If you allow your love of creature comforts — or even your pleasure in family and loved ones — to outrun your love for the Lord, you cannot be a victorious soldier for Christ.The Christian in Complete Armour, 1:72
The layman has a large field in which he may minister to his fellow man, even if he is not called to full time ministry.Christian in Complete Armour 1:300
Indeed, few or none will speak against learning but those that have not so much of it as to make them understand its use. I dare not bid ministers, as some fanatics have done, burn all their books but the Bible. No, but I would exhort them to prefer it above all their other books and to direct all their other studies to furnish them with Scripture knowledge; as the bee that flies over the whole garden and brings all the honey she gets from every flower therein into her hive, so should the minister run over all his other books and reduce their notions for his help in this, as the Israelites offered up the jewels and earrings borrowed of the Egyptians to the service of the tabernacle.
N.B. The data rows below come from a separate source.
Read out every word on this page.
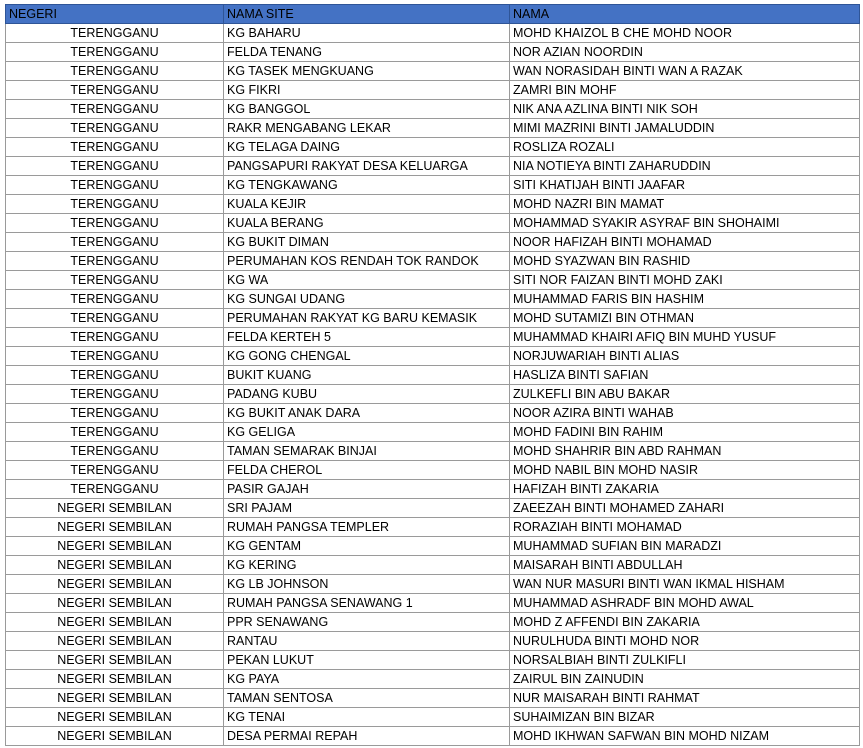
NEGERI	NAMA SITE	NAMA
TERENGGANU	KG BAHARU	MOHD KHAIZOL B CHE MOHD NOOR
TERENGGANU	FELDA TENANG	NOR AZIAN NOORDIN
TERENGGANU	KG TASEK MENGKUANG	WAN NORASIDAH BINTI WAN A RAZAK
TERENGGANU	KG FIKRI	ZAMRI BIN MOHF
TERENGGANU	KG BANGGOL	NIK ANA AZLINA BINTI NIK SOH
TERENGGANU	RAKR MENGABANG LEKAR	MIMI MAZRINI BINTI JAMALUDDIN
TERENGGANU	KG TELAGA DAING	ROSLIZA ROZALI
TERENGGANU	PANGSAPURI RAKYAT DESA KELUARGA	NIA NOTIEYA BINTI ZAHARUDDIN
TERENGGANU	KG TENGKAWANG	SITI KHATIJAH BINTI JAAFAR
TERENGGANU	KUALA KEJIR	MOHD NAZRI BIN MAMAT
TERENGGANU	KUALA BERANG	MOHAMMAD SYAKIR ASYRAF BIN SHOHAIMI
TERENGGANU	KG BUKIT DIMAN	NOOR HAFIZAH BINTI MOHAMAD
TERENGGANU	PERUMAHAN KOS RENDAH TOK RANDOK	MOHD SYAZWAN BIN RASHID
TERENGGANU	KG WA	SITI NOR FAIZAN BINTI MOHD ZAKI
TERENGGANU	KG SUNGAI UDANG	MUHAMMAD FARIS BIN HASHIM
TERENGGANU	PERUMAHAN RAKYAT KG BARU KEMASIK	MOHD SUTAMIZI BIN OTHMAN
TERENGGANU	FELDA KERTEH 5	MUHAMMAD KHAIRI AFIQ BIN MUHD YUSUF
TERENGGANU	KG GONG CHENGAL	NORJUWARIAH BINTI ALIAS
TERENGGANU	BUKIT KUANG	HASLIZA BINTI SAFIAN
TERENGGANU	PADANG KUBU	ZULKEFLI BIN ABU BAKAR
TERENGGANU	KG BUKIT ANAK DARA	NOOR AZIRA BINTI WAHAB
TERENGGANU	KG GELIGA	MOHD FADINI BIN RAHIM
TERENGGANU	TAMAN SEMARAK BINJAI	MOHD SHAHRIR BIN ABD RAHMAN
TERENGGANU	FELDA CHEROL	MOHD NABIL BIN MOHD NASIR
TERENGGANU	PASIR GAJAH	HAFIZAH BINTI ZAKARIA
NEGERI SEMBILAN	SRI PAJAM	ZAEEZAH BINTI MOHAMED ZAHARI
NEGERI SEMBILAN	RUMAH PANGSA TEMPLER	RORAZIAH BINTI MOHAMAD
NEGERI SEMBILAN	KG GENTAM	MUHAMMAD SUFIAN BIN MARADZI
NEGERI SEMBILAN	KG KERING	MAISARAH BINTI ABDULLAH
NEGERI SEMBILAN	KG LB JOHNSON	WAN NUR MASURI BINTI WAN IKMAL HISHAM
NEGERI SEMBILAN	RUMAH PANGSA SENAWANG 1	MUHAMMAD ASHRADF BIN MOHD AWAL
NEGERI SEMBILAN	PPR SENAWANG	MOHD Z AFFENDI BIN ZAKARIA
NEGERI SEMBILAN	RANTAU	NURULHUDA BINTI MOHD NOR
NEGERI SEMBILAN	PEKAN LUKUT	NORSALBIAH BINTI ZULKIFLI
NEGERI SEMBILAN	KG PAYA	ZAIRUL BIN ZAINUDIN
NEGERI SEMBILAN	TAMAN SENTOSA	NUR MAISARAH BINTI RAHMAT
NEGERI SEMBILAN	KG TENAI	SUHAIMIZAN BIN BIZAR
NEGERI SEMBILAN	DESA PERMAI REPAH	MOHD IKHWAN SAFWAN BIN MOHD NIZAM
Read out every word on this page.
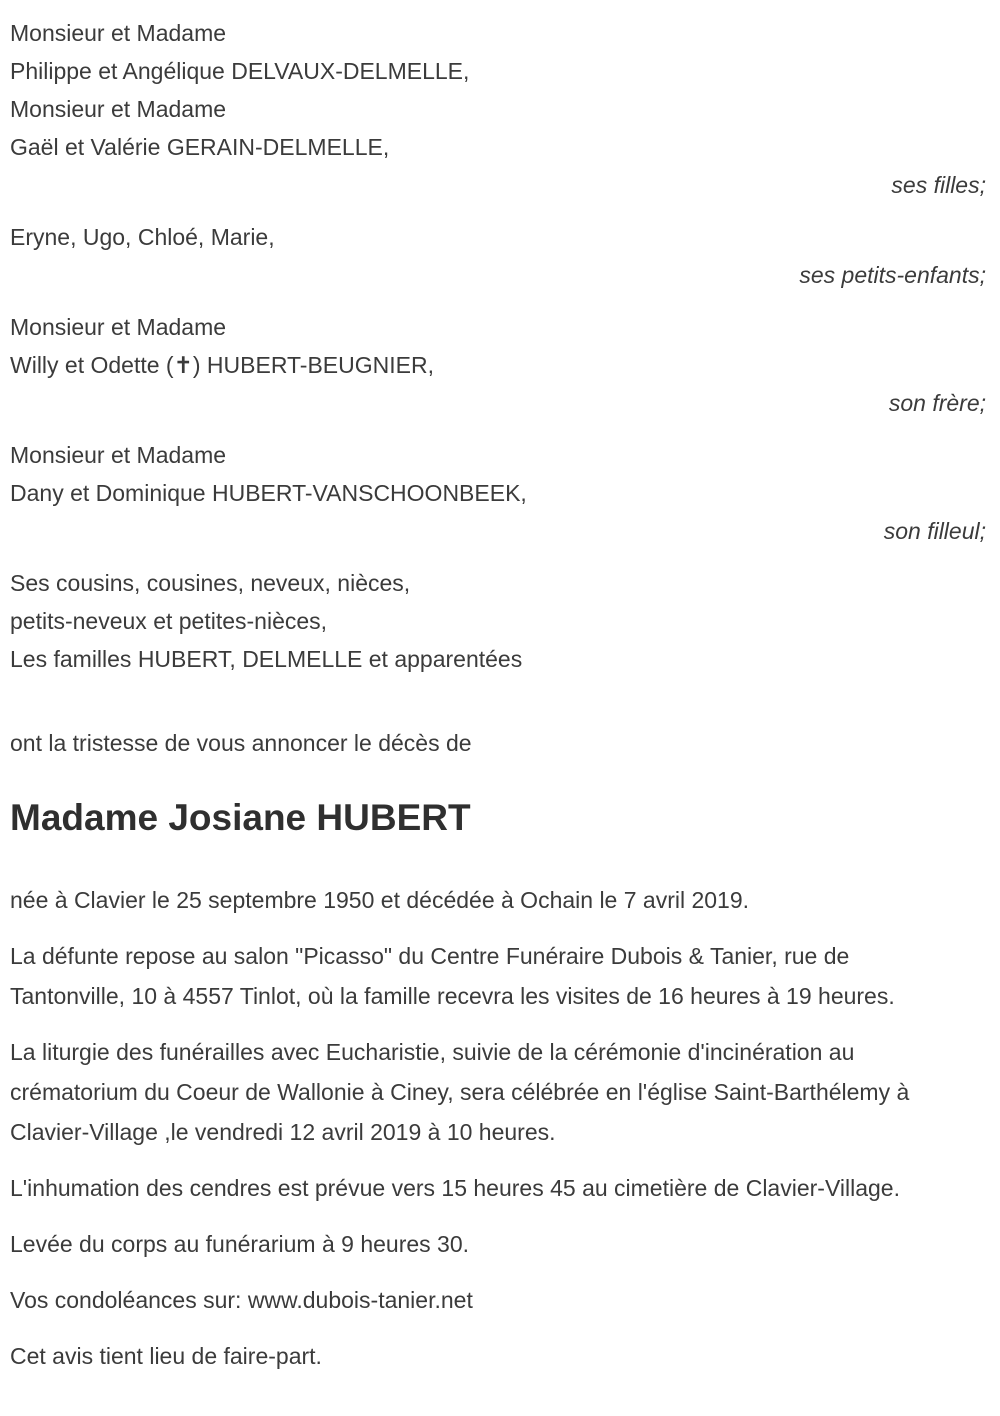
Monsieur et Madame
Philippe et Angélique DELVAUX-DELMELLE,
Monsieur et Madame
Gaël et Valérie GERAIN-DELMELLE,
ses filles;
Eryne, Ugo, Chloé, Marie,
ses petits-enfants;
Monsieur et Madame
Willy et Odette (✝) HUBERT-BEUGNIER,
son frère;
Monsieur et Madame
Dany et Dominique HUBERT-VANSCHOONBEEK,
son filleul;
Ses cousins, cousines, neveux, nièces,
petits-neveux et petites-nièces,
Les familles HUBERT, DELMELLE et apparentées
ont la tristesse de vous annoncer le décès de
Madame Josiane HUBERT

née à Clavier le 25 septembre 1950 et décédée à Ochain le 7 avril 2019.

La défunte repose au salon "Picasso" du Centre Funéraire Dubois & Tanier, rue de Tantonville, 10 à 4557 Tinlot, où la famille recevra les visites de 16 heures à 19 heures.

La liturgie des funérailles avec Eucharistie, suivie de la cérémonie d'incinération au crématorium du Coeur de Wallonie à Ciney, sera célébrée en l'église Saint-Barthélemy à Clavier-Village ,le vendredi 12 avril 2019 à 10 heures.

L'inhumation des cendres est prévue vers 15 heures 45 au cimetière de Clavier-Village.

Levée du corps au funérarium à 9 heures 30.

Vos condoléances sur: www.dubois-tanier.net

Cet avis tient lieu de faire-part.
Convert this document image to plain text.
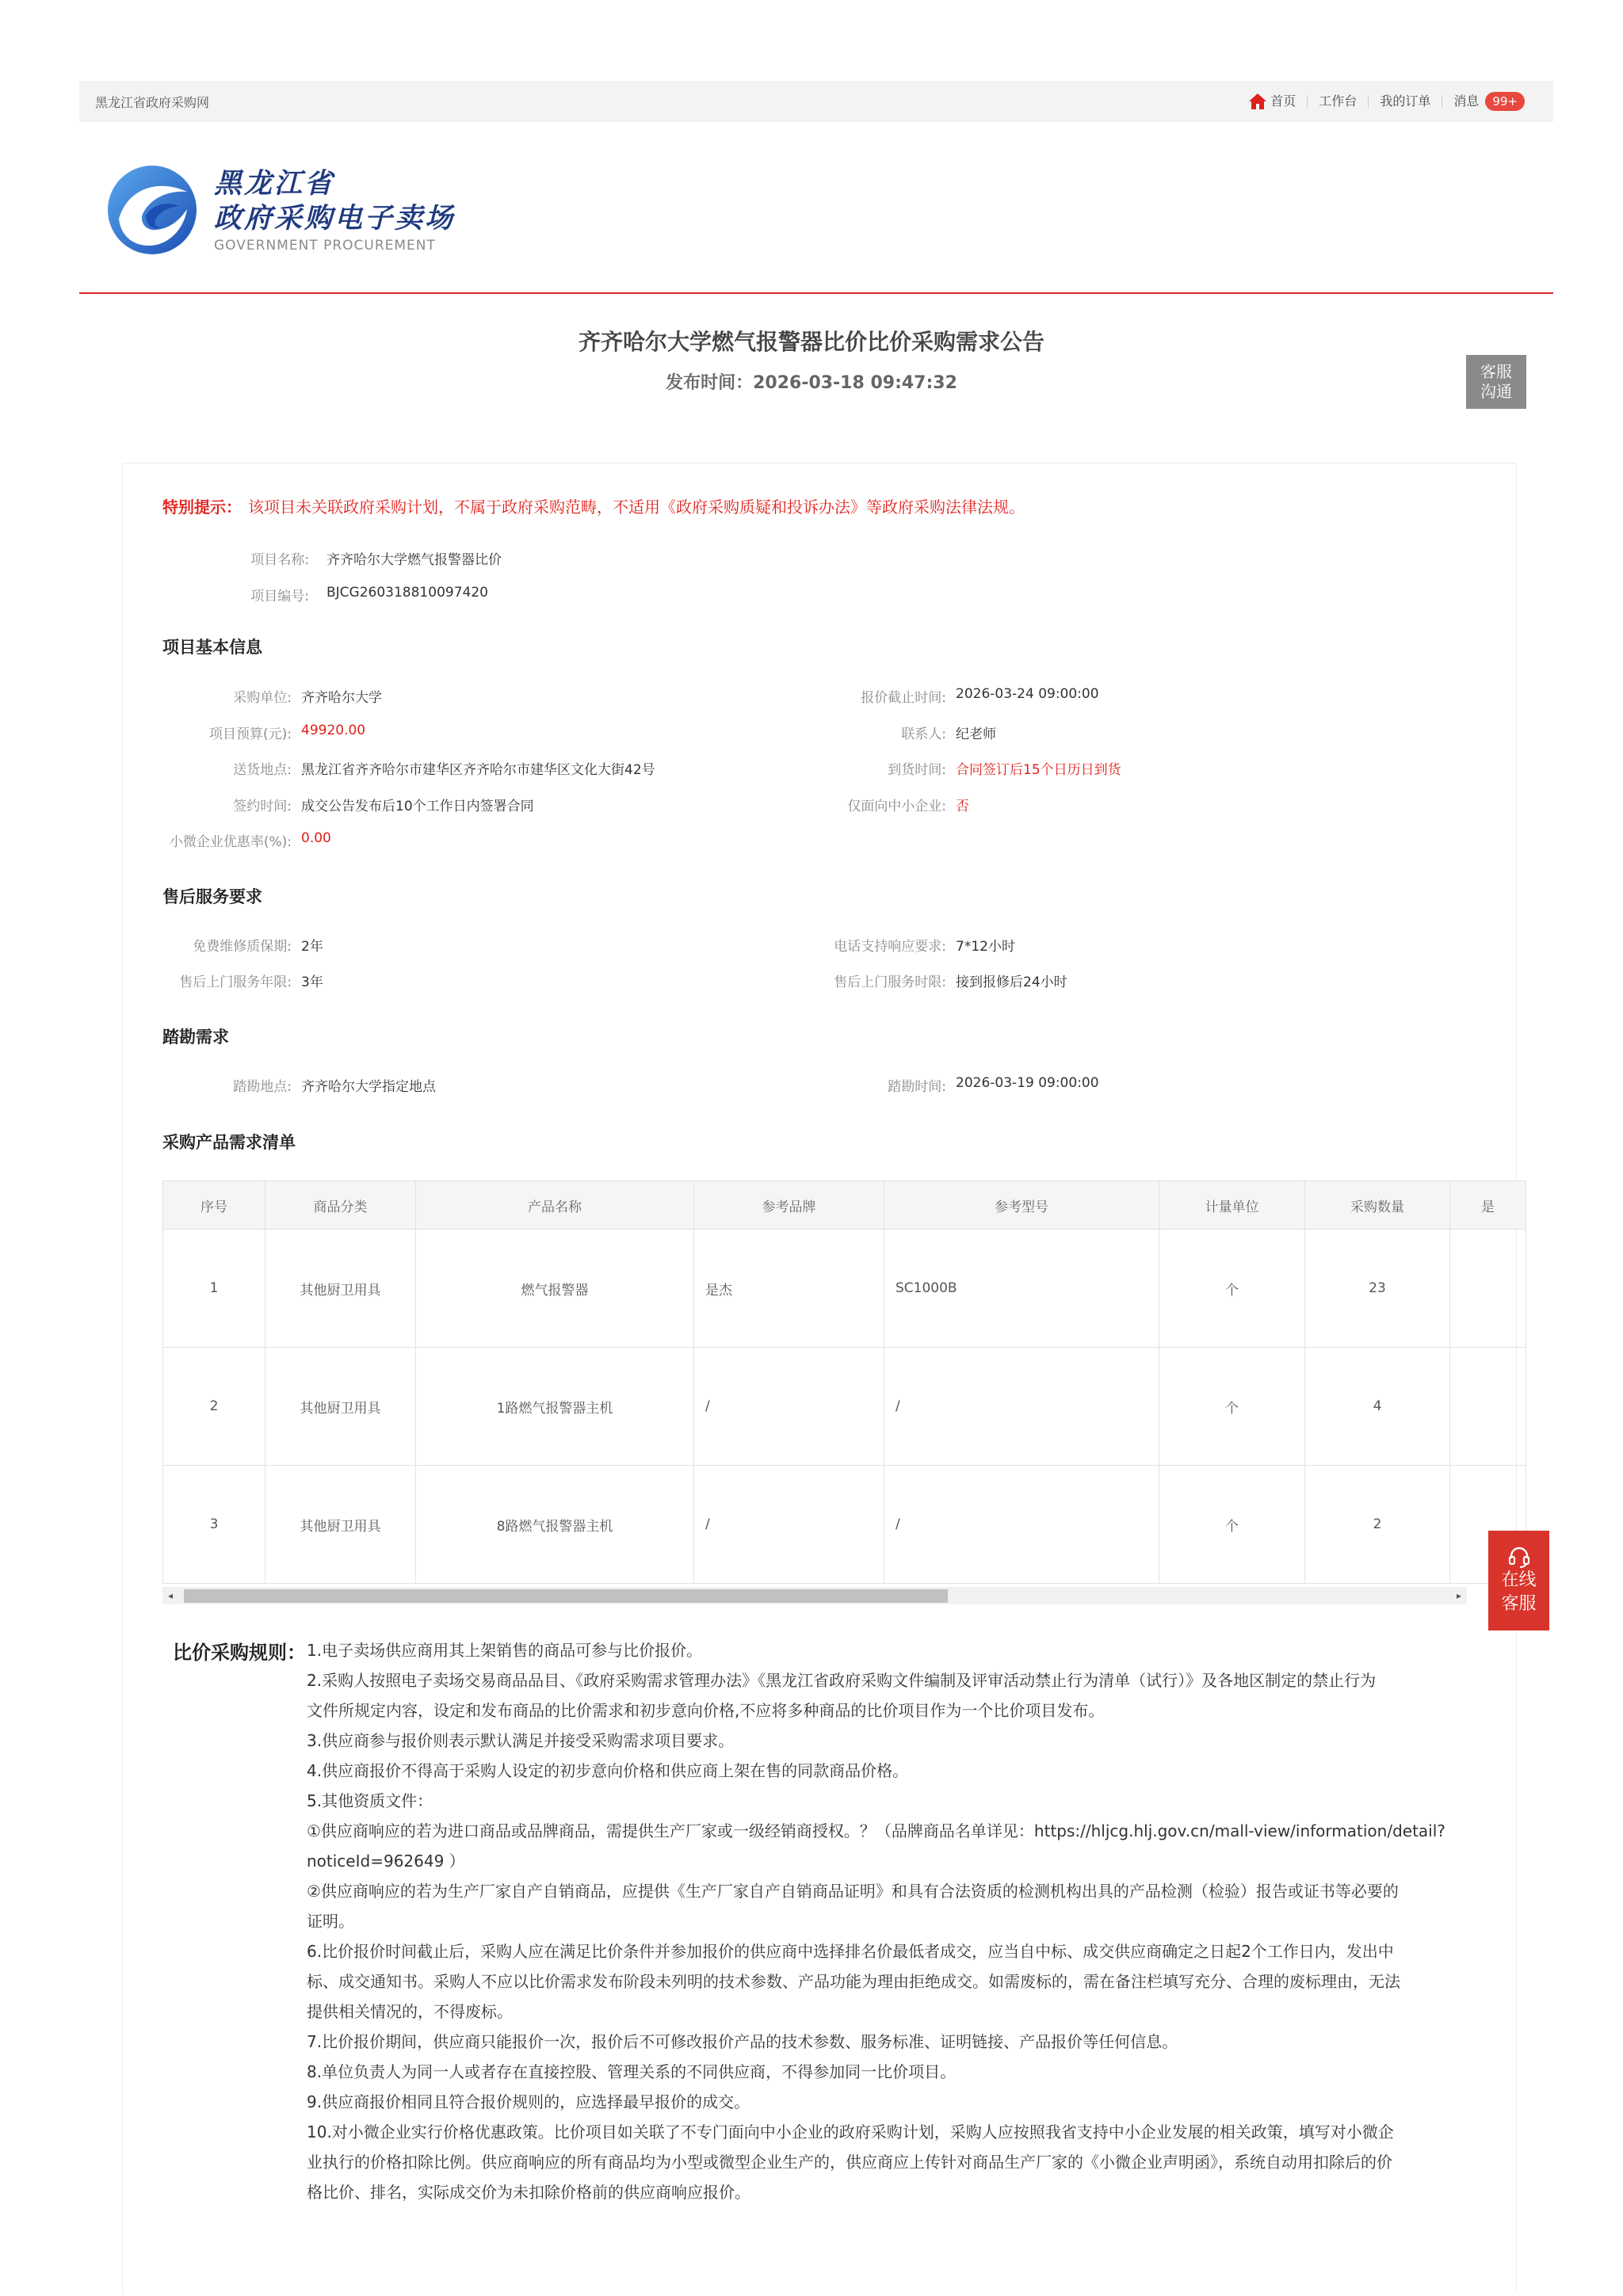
黑龙江省政府采购网	首页	工作台	我的订单	消息	99+
黑龙江省
政府采购电子卖场
GOVERNMENT PROCUREMENT
齐齐哈尔大学燃气报警器比价比价采购需求公告
发布时间：2026-03-18 09:47:32
客服
沟通
特别提示： 该项目未关联政府采购计划，不属于政府采购范畴，不适用《政府采购质疑和投诉办法》等政府采购法律法规。
项目名称: 齐齐哈尔大学燃气报警器比价
项目编号: BJCG260318810097420
项目基本信息
采购单位: 齐齐哈尔大学
项目预算(元): 49920.00
送货地点: 黑龙江省齐齐哈尔市建华区齐齐哈尔市建华区文化大街42号
签约时间: 成交公告发布后10个工作日内签署合同
小微企业优惠率(%): 0.00
报价截止时间: 2026-03-24 09:00:00
联系人: 纪老师
到货时间: 合同签订后15个日历日到货
仅面向中小企业: 否
售后服务要求
免费维修质保期: 2年
售后上门服务年限: 3年
电话支持响应要求: 7*12小时
售后上门服务时限: 接到报修后24小时
踏勘需求
踏勘地点: 齐齐哈尔大学指定地点	踏勘时间: 2026-03-19 09:00:00
采购产品需求清单
序号	商品分类	产品名称	参考品牌	参考型号	计量单位	采购数量	是
1	其他厨卫用具	燃气报警器	是杰	SC1000B	个	23	
2	其他厨卫用具	1路燃气报警器主机	/	/	个	4	
3	其他厨卫用具	8路燃气报警器主机	/	/	个	2	
◂	▸
比价采购规则： 1.电子卖场供应商用其上架销售的商品可参与比价报价。
2.采购人按照电子卖场交易商品品目、《政府采购需求管理办法》《黑龙江省政府采购文件编制及评审活动禁止行为清单（试行）》及各地区制定的禁止行为
文件所规定内容，设定和发布商品的比价需求和初步意向价格,不应将多种商品的比价项目作为一个比价项目发布。
3.供应商参与报价则表示默认满足并接受采购需求项目要求。
4.供应商报价不得高于采购人设定的初步意向价格和供应商上架在售的同款商品价格。
5.其他资质文件：
①供应商响应的若为进口商品或品牌商品，需提供生产厂家或一级经销商授权。？（品牌商品名单详见：https://hljcg.hlj.gov.cn/mall-view/information/detail?
noticeId=962649 ）
②供应商响应的若为生产厂家自产自销商品，应提供《生产厂家自产自销商品证明》和具有合法资质的检测机构出具的产品检测（检验）报告或证书等必要的
证明。
6.比价报价时间截止后，采购人应在满足比价条件并参加报价的供应商中选择排名价最低者成交，应当自中标、成交供应商确定之日起2个工作日内，发出中
标、成交通知书。采购人不应以比价需求发布阶段未列明的技术参数、产品功能为理由拒绝成交。如需废标的，需在备注栏填写充分、合理的废标理由，无法
提供相关情况的，不得废标。
7.比价报价期间，供应商只能报价一次，报价后不可修改报价产品的技术参数、服务标准、证明链接、产品报价等任何信息。
8.单位负责人为同一人或者存在直接控股、管理关系的不同供应商，不得参加同一比价项目。
9.供应商报价相同且符合报价规则的，应选择最早报价的成交。
10.对小微企业实行价格优惠政策。比价项目如关联了不专门面向中小企业的政府采购计划，采购人应按照我省支持中小企业发展的相关政策，填写对小微企
业执行的价格扣除比例。供应商响应的所有商品均为小型或微型企业生产的，供应商应上传针对商品生产厂家的《小微企业声明函》，系统自动用扣除后的价
格比价、排名，实际成交价为未扣除价格前的供应商响应报价。
在线
客服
He that walketh with God sees, by the eye of faith, God present with him in all his actions; seriously thinking of Him upon all occasions, remembering Him in his ways, setting the Lord always before him as David did; seeing Him that is invisible as Moses did; doing all things as St. Paul did, as of God in the sight of God. Now he who so walketh that he always observeth God's presence and keepeth Him still in his view in the course of his life not only with a general and habitual but, as much as he can, with an actual intention to please and glorify God, this man may be said to walk with God. Christians Daily Walk
Though no believer does what he should do, yet doubtless every believer might do more than he does in order to God's glory and his own and others' internal and eternal good. Affection without endeavor is like Rachel, beautiful but barren. They are blessed that do what they can, though they cannot but under-do. Unsearchable Riches of Christ
Our obedience in all the branches of it [the praise owed to the Lord in light of His providential care] should be bettered. Practical praises are the most acceptable. Our lives must witness the gratitude of our hearts. Best Refuge
It was a great mercy that Hannah had after her many prayers and long waiting, a son; but a greater that she had a heart to give up her son again to God, who gave him to her. To have estate, health, or any other enjoyment upon waiting on God for the same is mercy, but not to be compared with that blessing which sanctifies the heart to use them for God's glory.
Joy is the highest testimony that can be given to our complacency in any thing or person. Love is to joy as fuel to the fire. If love lay little fuel of desires on the heart, then the flame of joy that comes thence will not be great.
There are three expressions of a great joy in Scripture: the joy of a woman after her travail, the joy of harvest, and the joy of him that divides the spoil. The exultation of all these is wrought upon a sad ground; many a pain and tear it costs the travailing woman, many a fear the husbandman, perils and wounds the soldier before they come at their joy, but at last are paid for all, the remembrance of their past sorrows feeding their present joys.
Keep a diary of thy family sins and mercies, that neither the one may escape thy confession and humiliation nor the other thy grateful recognition. If this were observed, we should not come with such barren hearts to the work, as now most do. Christian in Complete Armour
He is the best Christian who keeps the history of God's gracious dealings with him most carefully so that he may read it in his past experiences when at any time his thoughts trouble him and his spiritual rest is broken with distracting fears for the future. Christian in Complete Armour
Ignorance, above other sins, enslaves a soul to Satan; a knowing man may be his slave, but an ignorant one can be no other. Knowledge does not make the heart good, but it is impossible that without knowledge it should be good. There are some sins which an ignorant person cannot commit; there are more which he cannot but commit.
Hypocrisy in religion springs from the bitter root of some carnal affection unmortified…. God is in the hypocrite's mouth, but the world is in his heart, which he expects to gain through his good reputation.
It is sincere faith that is the strong faith, sincere love that is the mighty love. Hypocrisy is to grace as the worm is to the oak, the rust to the iron—it weakens them because it corrupts them.
The Christian, by his sorrow, shows himself a conqueror of that sin which even now overcame him, while the hypocrite, by his pride, shows himself a slave to a worse lust than that he resists. While the Christian commits a sin, he hates it, whereas the other loves it while he forbears it.
Can a bird fly when one of its wings is broken? Faith and a good conscience are hope's two wings; if, therefore, thou hast wounded thy conscience by any sin, renew thy repentance, that so thou mayest exercise faith for the pardon of it and redeem thy hope.
Hope is a prying grace; it is able to look beyond the exterior transactions of providence. It can, by the help of the promise, peep into the very bosom of God and read what thoughts and purposes are written there concerning the Christian's particular estate, and this it imparts to him, bidding him not to be at all troubled to hear God speaking roughly to him in the language of His providence. "For," saith hope, "I can assure thee He means thee well, whatever He saith that sounds otherwise."
Hope is a supernatural grace of God whereby the believer, through Christ, expects and waits for all those good things of the promise which at present he hath not fully received.